As to your last paragraph, I believe that's covered by closing, I should have clarified on that point, my apologies
Interesting. When I first got into the industry, knowledge pass down to me as 30% Food Cost, 30% Staff, 30% Rent / Electrics, and 10% Profits. Again this differ from places, City and non City restaurants. And This is mostly in Asia, HK, Taiwan and China. ( Not Japan )
When I left the industry, Food Cost are now pushing down close to 20%. Staff Cost and Rent made up of nearly 70%. With Rental taken nearly 40%. Since Staff Cost, and Rent are mostly fix cost, the only way they could improve Revenue was to becomes fast food alike, i.e faster table turnover. ( A trend I really dislike )
>This is one of the biggest things I had to drill into clients, it's not just about making good food and slapping a fee on top, it's a strict regieme of training, control and excellent book keeping on top of a passion for food and a desire to make people happy.
This. So Much.
I still wanted to get back into Food and Hospitality business someday. I think Food is a topics that connects with everyone. And I still think there is lot of innovation and tech could help with the industry, it is rather unfortunate no one is taking a look into it.

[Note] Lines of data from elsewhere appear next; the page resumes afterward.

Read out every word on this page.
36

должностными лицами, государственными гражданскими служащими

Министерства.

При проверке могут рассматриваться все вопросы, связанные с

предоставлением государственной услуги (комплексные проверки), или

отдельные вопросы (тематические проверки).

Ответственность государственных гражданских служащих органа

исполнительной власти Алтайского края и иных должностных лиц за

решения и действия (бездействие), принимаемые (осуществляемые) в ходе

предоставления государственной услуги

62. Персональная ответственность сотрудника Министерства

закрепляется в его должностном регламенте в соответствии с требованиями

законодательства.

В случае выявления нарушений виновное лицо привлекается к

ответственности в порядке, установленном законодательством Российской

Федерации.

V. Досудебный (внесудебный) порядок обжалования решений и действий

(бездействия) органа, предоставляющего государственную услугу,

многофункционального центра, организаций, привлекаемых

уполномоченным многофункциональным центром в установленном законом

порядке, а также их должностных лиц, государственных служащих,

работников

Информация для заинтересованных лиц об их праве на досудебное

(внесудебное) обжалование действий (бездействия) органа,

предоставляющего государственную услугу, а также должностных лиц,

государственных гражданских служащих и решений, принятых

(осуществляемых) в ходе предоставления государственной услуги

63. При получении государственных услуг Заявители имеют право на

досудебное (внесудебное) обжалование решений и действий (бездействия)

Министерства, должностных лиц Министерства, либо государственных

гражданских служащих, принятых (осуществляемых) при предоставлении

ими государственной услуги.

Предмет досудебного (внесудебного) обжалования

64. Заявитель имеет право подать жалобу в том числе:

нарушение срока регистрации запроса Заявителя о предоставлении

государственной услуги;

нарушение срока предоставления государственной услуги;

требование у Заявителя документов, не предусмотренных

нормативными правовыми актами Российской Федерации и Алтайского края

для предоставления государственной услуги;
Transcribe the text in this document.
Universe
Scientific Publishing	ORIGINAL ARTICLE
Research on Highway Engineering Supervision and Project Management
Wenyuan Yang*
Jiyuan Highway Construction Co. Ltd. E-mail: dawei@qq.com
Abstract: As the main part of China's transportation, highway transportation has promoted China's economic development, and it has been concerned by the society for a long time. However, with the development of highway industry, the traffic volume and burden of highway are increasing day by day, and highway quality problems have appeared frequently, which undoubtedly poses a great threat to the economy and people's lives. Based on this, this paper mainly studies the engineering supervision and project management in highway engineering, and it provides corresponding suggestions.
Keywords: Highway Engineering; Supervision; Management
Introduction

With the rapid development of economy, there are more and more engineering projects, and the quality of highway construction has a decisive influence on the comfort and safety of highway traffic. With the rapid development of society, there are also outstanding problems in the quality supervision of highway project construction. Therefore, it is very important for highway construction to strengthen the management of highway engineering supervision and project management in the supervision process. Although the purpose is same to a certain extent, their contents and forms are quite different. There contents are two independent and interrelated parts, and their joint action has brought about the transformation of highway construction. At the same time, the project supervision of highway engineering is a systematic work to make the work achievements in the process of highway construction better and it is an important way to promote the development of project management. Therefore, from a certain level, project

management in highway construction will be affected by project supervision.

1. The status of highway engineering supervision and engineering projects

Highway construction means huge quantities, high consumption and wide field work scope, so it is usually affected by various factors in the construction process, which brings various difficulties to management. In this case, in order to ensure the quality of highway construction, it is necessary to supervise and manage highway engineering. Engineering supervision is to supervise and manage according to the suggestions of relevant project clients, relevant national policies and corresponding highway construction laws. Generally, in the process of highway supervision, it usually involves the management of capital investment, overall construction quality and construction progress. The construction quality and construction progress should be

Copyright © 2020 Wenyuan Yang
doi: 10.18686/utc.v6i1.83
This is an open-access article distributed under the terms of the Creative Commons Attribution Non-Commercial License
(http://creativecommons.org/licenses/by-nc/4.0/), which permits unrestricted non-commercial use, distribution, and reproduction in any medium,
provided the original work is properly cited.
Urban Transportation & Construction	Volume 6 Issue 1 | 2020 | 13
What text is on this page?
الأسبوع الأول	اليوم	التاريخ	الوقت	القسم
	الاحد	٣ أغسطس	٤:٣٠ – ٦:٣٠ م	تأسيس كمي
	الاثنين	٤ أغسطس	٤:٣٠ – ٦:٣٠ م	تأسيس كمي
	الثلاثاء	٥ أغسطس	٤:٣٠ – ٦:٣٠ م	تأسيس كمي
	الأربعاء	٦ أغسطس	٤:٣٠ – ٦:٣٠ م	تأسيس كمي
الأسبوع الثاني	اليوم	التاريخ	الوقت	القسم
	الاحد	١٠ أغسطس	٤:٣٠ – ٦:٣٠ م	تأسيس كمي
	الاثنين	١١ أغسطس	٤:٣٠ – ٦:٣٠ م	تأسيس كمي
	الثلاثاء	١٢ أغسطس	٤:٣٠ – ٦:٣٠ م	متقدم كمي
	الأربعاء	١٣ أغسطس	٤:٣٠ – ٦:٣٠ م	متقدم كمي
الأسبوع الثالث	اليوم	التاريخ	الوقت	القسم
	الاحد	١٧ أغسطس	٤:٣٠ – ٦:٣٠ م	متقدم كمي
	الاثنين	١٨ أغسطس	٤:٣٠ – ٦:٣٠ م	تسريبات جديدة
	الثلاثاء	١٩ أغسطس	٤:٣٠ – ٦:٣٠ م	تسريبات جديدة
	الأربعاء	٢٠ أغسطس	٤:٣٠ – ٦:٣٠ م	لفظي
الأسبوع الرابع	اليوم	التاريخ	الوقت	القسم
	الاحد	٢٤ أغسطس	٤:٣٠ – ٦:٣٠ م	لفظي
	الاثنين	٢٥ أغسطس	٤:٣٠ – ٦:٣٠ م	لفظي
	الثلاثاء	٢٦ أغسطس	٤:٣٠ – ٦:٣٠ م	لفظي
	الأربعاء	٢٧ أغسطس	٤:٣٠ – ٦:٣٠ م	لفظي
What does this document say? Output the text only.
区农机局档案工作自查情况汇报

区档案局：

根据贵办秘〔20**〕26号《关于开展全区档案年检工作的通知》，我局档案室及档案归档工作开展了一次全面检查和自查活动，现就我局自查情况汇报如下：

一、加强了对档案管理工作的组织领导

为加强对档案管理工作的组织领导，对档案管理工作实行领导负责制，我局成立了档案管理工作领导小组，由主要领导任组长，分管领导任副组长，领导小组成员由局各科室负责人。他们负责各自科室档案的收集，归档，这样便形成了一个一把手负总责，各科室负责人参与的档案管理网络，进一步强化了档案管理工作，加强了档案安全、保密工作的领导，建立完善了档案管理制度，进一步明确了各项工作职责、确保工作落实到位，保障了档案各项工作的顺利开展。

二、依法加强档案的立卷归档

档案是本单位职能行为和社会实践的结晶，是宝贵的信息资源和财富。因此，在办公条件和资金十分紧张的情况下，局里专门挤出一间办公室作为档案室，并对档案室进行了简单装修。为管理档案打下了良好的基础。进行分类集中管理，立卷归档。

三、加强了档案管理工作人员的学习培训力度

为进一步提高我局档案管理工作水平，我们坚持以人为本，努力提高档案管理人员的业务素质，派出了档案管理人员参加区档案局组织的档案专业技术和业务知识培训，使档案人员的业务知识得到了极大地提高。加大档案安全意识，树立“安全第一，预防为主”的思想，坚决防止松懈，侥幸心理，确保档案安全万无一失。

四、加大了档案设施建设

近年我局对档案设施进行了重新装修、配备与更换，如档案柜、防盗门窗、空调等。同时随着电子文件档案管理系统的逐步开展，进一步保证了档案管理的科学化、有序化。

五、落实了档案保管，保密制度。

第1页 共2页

VC is equity not debt, and very very few restaurants raise money via equity.
Often they'll take out large loans secured on both house and business, along with a chunk of their own (or investor/friends) money to get things started. The lenders get to stick nice chunky rates on the whole thing and generally have limited downside because collateral.
I don't mean to imply the banks are doing anything wrong, just that the business model is based on managed downside rather than "striking it rich"
Correct, but I would say it's next to impossible to find a VC who treats a SAFE/Convertible Note as debt. Nobody wants it paid off, the VC will always choose to convert to equity because that is the VC's model.
> it’s like they all used the same consultant in a dire bid for relevance.
I have a friend who works at a big management consulting firm and he told me that one of the partners built his practice/client base around optimizing menus for these big chain restaurants. It's apparently been very lucrative, so I think you're right that in many cases they are using the same consultant.
The hell with it. Give me a “voice” — do something with your food. Don’t Kardashianize every damned item.
An example of someone I feel that is doing it right is a guy in Houston named Russell Ybarra. He just started his latest place called Burger Libre — and it wasn’t consultant driven, it was driven by his decades of success with his Gringo’s chain in Houston. The “consultants” are his friends and employees along with actually knowing how to make a restaurant succeed.
Tillman Fertitta is another guy who uses years of experience to create great chain experiences.
The restaurant business is filled with people that have more money than sense. It’s obviously about the food, but it’s about having something to say with the food and experience — and that voice rarely comes from consultants that travel to 20 restaurants in 2 days looking for insight.
The same could be said about startups. Want to make money? Don’t chase yoga pants. Yoga pants follow, they rarely lead. If you are duplicating what’s working with the yoga pants crowd, you are already 5 steps behind.
“Don’t skate to where the puck is, but where it’s going. — Wayne Gretzky” — Michael Scott.